I have been working with Visual Studio 2008 for a while now on one machine and VS 2010 Ult on another. They are both surprisingly good for an MS product.
I have a few programs, and libraries I have been tinkering with that work fine on VS2010 that don't compile when I run them on VS2008 and vice versa. Maybe I am only getting these problems because I am still quite new to this.
I would like to install VS 2010 on the same machine I have VS2008. But I am worried about it creating issues. Because I would like them to run as two separate programs. And I am not sure how side by side installations are handled. I am finding learning C++ challenging enough without compiler issues.
I checked around the web and saw mixed reviews on this. Some said the side by side installations work fine, and others said that they caused issues. If anyone has any thoughts/ experience with this. Please share with me.

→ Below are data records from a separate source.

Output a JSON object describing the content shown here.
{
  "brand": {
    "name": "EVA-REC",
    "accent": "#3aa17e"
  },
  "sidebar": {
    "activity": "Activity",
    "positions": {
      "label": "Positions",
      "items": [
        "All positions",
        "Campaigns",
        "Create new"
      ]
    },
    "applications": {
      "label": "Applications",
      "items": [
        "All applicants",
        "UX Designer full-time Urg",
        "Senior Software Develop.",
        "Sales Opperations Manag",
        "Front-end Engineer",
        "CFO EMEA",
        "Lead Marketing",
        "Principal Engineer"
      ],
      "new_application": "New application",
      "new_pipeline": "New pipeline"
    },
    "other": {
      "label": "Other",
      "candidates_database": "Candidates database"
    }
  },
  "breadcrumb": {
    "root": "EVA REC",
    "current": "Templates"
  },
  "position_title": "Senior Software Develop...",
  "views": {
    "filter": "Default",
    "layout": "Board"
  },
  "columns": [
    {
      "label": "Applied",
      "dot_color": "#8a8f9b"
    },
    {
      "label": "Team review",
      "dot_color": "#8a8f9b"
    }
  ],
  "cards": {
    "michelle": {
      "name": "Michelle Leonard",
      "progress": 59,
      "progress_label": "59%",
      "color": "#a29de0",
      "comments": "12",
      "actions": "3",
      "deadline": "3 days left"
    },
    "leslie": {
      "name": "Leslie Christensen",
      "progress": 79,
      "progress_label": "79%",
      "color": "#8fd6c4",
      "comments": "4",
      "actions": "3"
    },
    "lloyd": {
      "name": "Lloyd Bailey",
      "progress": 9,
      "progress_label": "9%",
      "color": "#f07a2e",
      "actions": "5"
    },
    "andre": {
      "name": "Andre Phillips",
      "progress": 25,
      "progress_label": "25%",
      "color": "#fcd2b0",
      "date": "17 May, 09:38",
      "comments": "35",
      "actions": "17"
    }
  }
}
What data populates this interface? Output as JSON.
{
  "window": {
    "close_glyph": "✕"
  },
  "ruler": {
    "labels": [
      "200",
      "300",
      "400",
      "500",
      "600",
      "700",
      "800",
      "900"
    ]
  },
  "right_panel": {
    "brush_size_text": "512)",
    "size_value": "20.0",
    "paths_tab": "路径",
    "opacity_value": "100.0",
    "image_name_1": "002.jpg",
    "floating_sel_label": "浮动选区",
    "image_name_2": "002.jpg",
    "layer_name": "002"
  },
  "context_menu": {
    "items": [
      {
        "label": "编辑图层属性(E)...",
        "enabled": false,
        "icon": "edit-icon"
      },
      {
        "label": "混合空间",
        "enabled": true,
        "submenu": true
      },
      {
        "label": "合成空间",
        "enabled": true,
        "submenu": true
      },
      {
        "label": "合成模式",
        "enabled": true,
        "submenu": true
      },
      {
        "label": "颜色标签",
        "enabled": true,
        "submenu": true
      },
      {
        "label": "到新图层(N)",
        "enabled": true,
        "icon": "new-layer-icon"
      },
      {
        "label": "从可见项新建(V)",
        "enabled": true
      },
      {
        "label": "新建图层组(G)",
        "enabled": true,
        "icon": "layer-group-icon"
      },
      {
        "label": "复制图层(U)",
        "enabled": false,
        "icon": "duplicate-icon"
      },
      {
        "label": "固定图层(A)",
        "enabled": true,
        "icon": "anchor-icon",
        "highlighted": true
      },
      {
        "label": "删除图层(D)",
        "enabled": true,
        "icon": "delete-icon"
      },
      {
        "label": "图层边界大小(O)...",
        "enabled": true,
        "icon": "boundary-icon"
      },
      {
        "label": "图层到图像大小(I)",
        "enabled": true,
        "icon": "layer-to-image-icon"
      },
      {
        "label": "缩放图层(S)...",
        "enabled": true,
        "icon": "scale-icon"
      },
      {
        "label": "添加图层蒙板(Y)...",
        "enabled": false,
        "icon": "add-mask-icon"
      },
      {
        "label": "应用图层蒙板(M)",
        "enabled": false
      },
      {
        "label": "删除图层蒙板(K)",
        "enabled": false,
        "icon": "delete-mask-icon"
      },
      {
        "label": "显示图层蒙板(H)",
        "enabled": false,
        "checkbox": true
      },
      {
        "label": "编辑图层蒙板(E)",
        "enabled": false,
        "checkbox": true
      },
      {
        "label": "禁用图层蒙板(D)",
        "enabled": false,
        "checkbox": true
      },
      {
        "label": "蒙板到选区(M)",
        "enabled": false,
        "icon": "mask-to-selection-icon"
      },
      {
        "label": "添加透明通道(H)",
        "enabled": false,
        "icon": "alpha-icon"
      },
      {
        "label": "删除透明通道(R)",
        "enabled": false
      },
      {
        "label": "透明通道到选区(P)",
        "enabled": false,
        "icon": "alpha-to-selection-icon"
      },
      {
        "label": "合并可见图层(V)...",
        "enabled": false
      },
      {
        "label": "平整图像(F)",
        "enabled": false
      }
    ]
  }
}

It works fine for me, but then, I know what I'm doing. Perhaps it'd be advisable for you to stop fooling around with the environments and just learn the language. The two compilers are sufficiently similar that a newbie shouldn't be able to tell the difference (unless you're trying out C++11 features, which you shouldn't, for the time being).
Yes it is easy for me to get distracted and just blame my slow progress on the compiler. But I am learning with a book for VS 2010 and the machine I work on half of the time is VS 2008. So I can't get the auto keyword or pass references to objects as rvalues. It is making me nuts.
I am just afraid if I install VS 2010 on the same machine it might somehow create issues with the existing projects I have which are all working perfectly. And some use specific libraries for VS2008 which don't seem to work on 2010.
I haven't experienced any such problems. The VS 9.0 projects stay like that unless you explicitly convert them. The two IDEs are pretty much independent as far as compilation goes.